Esas No: 2015/8226
Karar No: 2015/6374
Karar Tarihi: 02.11.2015
Marka Hakkına Tecavüz - Yargıtay 19. Ceza Dairesi 2015/8226 Esas 2015/6374 Karar Sayılı İlamı
"İçtihat Metni"
Tebliğname No : 7 - 2012/321715
MAHKEMESİ : Ankara(Kapatılan) 2. Fikri ve Sınaî Haklar Ceza Mahkemesi
TARİHİ : 24/09/2012
NUMARASI : 2012/5 (E) ve 2012/209 (K)
SUÇ : Marka Hakkına Tecavüz
Yerel Mahkemece verilen hüküm temyiz edilmekle, başvurunun süresi ve kararın niteliği ile suç tarihine göre dosya incelendi, gereği görüşülüp düşünüldü:
Temyiz isteğinin reddi nedenleri bulunmadığından işin esasına geçildi.
Vicdani kanının oluştuğu duruşma sürecini yansıtan tutanaklar, belgeler ve gerekçe içeriğine göre yapılan incelemede, başkaca nedenler yerinde görülmemiştir.
Ancak;
1-Kolluk tarafından düzenlenen 12/10/2011 tarihli işyeri arama, el koyma ve yedd-i emin tutanağına göre, işyerinin yetkilisinin hakkında kovuşturmaya yer olmadığı kararı verilen ve sanığın oğlu olan C. S. ait olduğunun yazılması, bu kişinin de aynı gün kollukta alınan ifadesinde işyerinin yasal sorumlusunun kendisi olduğunu, aramada ele geçen ürünleri tanımadığı kişilerden aldığını belirtmesi, sanığın da aşamalarda iş yerini oğlu olan C. S. çalıştırdığını bütün sorumluluğun ona ait olduğunu savunması bir bütün halinde değerlendirilerek, ifadelerde adı geçen C.S.isimli şahıs dinlenerek sonucuna göre karar verilmesi gerektiği gözetilmeksizin, eksik kovuşturma ile yazılı şekilde hüküm kurulması,
Kabule göre de;
2-5271 sayılı CMK"nın 231. maddesinde düzenlenen "suçun işlenmesiyle mağdurun veya kamunun uğradığı zararı aynen iade, suçtan önceki hale getirme veya tazmin suretiyle tamamen giderilmesi" ve diğer objektif ve subjektif koşulların varlığı halinde, CMK"nın 231/5. madde ve fıkrası gereğince, sanık hakkında aynı Kanunun 231/6-c maddesi de değerlendirilerek tespit edilen söz konusu zararın giderilmesi durumunda hükmün açıklanmasının geri bırakılmasına karar verilebileceği anlaşılmaktadır.
Yargıtay Ceza Genel Kurulunun 03/02/2009 tarih ve 2008/11-250 Esas, 2009/13 sayılı kararında; "hükmün açıklanmasının geri bırakılmasının objektif koşullarından biri olan zarardan kast edilen maddi zarar olup, bu zararın belirlenmesinde teknik bilgiye ihtiyaç duyulmayan hallerde hakim, kanaat verici basit bir araştırma yaparak zararı belirlemelidir." denilmektedir.
Bu ilkeler çerçevesinde her olaya özgü ayrı değerlendirme yapılarak, maddi zararın kanaat verici basit bir araştırma ile tespit edilebilmesi gerekir.
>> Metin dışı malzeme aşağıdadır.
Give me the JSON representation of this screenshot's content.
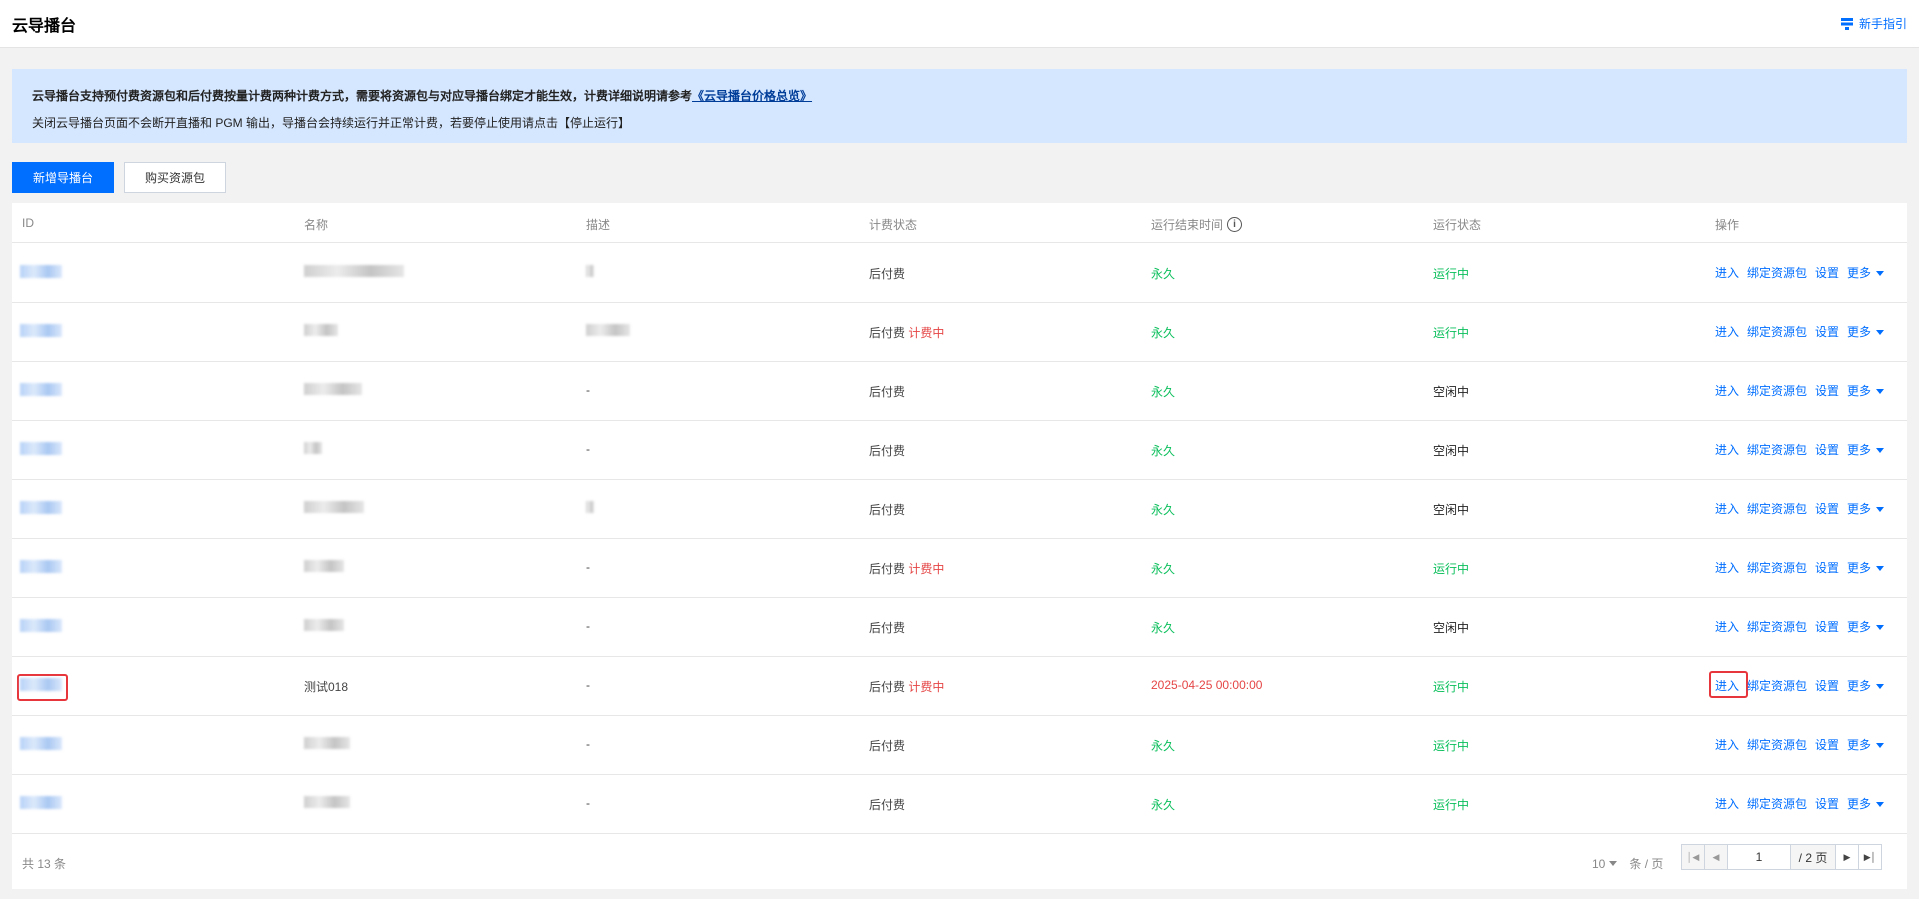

Dosya kapsamından katılanın marka
hakkının ihlali suretiyle meydana gelen zararın basit bir araştırma ile tespit edilebilecek zarar niteliğinde olmadığı ve dosyaya yansıyan katılanın tespit edilmiş bir zararı bulunmadığı gözetilmeden mahkemece "sanığın müdahil tarafından zararını karşılamadığı" gerekçesiyle sanık hakkında CMK"nın 231. maddesinin uygulanmasına yer olmadığına karar verilmesi,
Kanuna aykırı, sanığın temyiz nedenleri yerinde görüldüğünden tebliğnameye uygun olarak HÜKMÜN BOZULMASINA, yargılamanın bozma öncesi aşamadan başlayarak sürdürülüp sonuçlandırılmak üzere dosyanın esas/hüküm mahkemesine gönderilmesine, 02/11/2015 tarihinde oybirliğiyle karar verildi.